ASTP also released a draft of USCDI version 7, and it’s a big update. It includes 30 new proposed categories of patient data. There are a few that reflect the administration’s Make America Healthy Again orientation and should please MAHA supporters:
Nutrition Assessment and Nutrition Order can help doctors track and address how nutrition is affecting someone’s health. Adverse Event and Adverse Event Outcome build MECHANISMS FOR TRACKING ADVERSE REACTIONS to drugs, vaccines, and other medical interventions right into the core medical record system.
However, the Adverse Event and Adverse Event Outcome entries are getting pushback from The Alliance for Quality Improvement and Patient Safety (AQIPS), which says the analysis required to tie an adverse event to medical care can’t legally be part of a patient’s medical record.
In addition to tracking adverse reactions, the PROPOSED DATA ELEMENTS WILL MAKE IT EASIER TO TRACK PEOPLE according to their vaccination status and other health data. The new Patient Identifier category is designed to include one or more identifiers for each patient.

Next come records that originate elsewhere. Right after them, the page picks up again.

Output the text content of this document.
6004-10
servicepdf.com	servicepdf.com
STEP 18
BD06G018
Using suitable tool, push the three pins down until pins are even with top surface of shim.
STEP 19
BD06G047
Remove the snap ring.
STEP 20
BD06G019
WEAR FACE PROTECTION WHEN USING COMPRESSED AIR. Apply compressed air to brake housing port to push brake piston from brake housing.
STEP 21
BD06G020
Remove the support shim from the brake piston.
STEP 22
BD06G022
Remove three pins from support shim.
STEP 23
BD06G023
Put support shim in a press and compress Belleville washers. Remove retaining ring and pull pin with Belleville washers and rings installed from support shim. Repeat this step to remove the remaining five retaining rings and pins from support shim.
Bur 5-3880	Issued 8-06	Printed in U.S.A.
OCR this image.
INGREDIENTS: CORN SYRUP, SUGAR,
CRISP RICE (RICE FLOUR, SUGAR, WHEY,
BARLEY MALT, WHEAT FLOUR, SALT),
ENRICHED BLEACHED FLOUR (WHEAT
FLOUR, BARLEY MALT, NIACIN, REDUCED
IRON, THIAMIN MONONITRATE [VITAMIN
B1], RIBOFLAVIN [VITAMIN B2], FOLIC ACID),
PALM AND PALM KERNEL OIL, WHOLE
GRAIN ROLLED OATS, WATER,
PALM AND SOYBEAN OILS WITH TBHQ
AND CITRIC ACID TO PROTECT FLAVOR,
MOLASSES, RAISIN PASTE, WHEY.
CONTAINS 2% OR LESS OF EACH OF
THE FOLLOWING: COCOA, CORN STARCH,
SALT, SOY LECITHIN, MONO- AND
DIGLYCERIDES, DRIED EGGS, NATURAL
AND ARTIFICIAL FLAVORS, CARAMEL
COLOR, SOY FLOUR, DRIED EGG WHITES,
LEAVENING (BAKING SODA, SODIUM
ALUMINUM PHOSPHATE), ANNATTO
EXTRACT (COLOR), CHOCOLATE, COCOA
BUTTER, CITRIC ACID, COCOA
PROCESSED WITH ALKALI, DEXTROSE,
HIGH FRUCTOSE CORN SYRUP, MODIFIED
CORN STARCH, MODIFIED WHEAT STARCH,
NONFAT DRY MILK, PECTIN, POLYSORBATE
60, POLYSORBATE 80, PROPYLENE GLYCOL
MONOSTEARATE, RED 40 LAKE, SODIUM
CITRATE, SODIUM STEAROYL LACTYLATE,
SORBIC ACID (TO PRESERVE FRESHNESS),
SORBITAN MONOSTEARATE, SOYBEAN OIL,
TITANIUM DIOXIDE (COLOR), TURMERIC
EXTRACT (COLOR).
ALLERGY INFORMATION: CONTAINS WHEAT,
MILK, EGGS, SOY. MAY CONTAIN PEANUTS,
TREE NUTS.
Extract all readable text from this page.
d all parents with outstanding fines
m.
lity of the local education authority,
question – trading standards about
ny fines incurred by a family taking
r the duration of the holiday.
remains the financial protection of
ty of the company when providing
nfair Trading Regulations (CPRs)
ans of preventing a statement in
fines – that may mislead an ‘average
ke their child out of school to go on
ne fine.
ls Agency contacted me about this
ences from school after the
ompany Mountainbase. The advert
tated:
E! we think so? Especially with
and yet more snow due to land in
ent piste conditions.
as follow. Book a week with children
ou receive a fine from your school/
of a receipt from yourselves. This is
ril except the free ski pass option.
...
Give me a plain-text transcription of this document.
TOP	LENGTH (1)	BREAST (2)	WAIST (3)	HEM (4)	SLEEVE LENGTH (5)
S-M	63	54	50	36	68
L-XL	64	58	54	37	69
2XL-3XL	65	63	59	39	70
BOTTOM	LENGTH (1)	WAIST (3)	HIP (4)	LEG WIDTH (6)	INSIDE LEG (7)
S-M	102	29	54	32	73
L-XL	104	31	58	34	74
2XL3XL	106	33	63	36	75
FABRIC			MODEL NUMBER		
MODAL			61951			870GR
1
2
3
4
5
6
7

State and private health systems already use identifiers to accurately match individuals to their medical records, but adding them to the core medical record could make that easier to do across networks.
It’s currently against the law for the federal government to create a national health ID, but there doesn’t seem to be anything stopping the private healthcare industry from adopting a standard unique identifier that could function as a de facto national (or international) patient identifier entered in the Patient Identifier field. (Let me know in the comments if you disagree!)
As a commenter from the National Center for Immunization and Repiratory Diseases notes in the USCDI 7 draft, a standard Patient Identifier could be used to more accurately match detailed vaccination histories to individuals anywhere they go. That would be useful for avoiding duplicate vaccinations, helping public health officials plan vaccine distribution, and monitoring vaccine safety.
It would also be helpful for public health authorities who want to identify individuals who have not complied with mandated vaccinations. Core USCDI patient records are not just available to health care providers. They are also accessible by public health authorities through health information exchanges like New York’s SHIN-NY.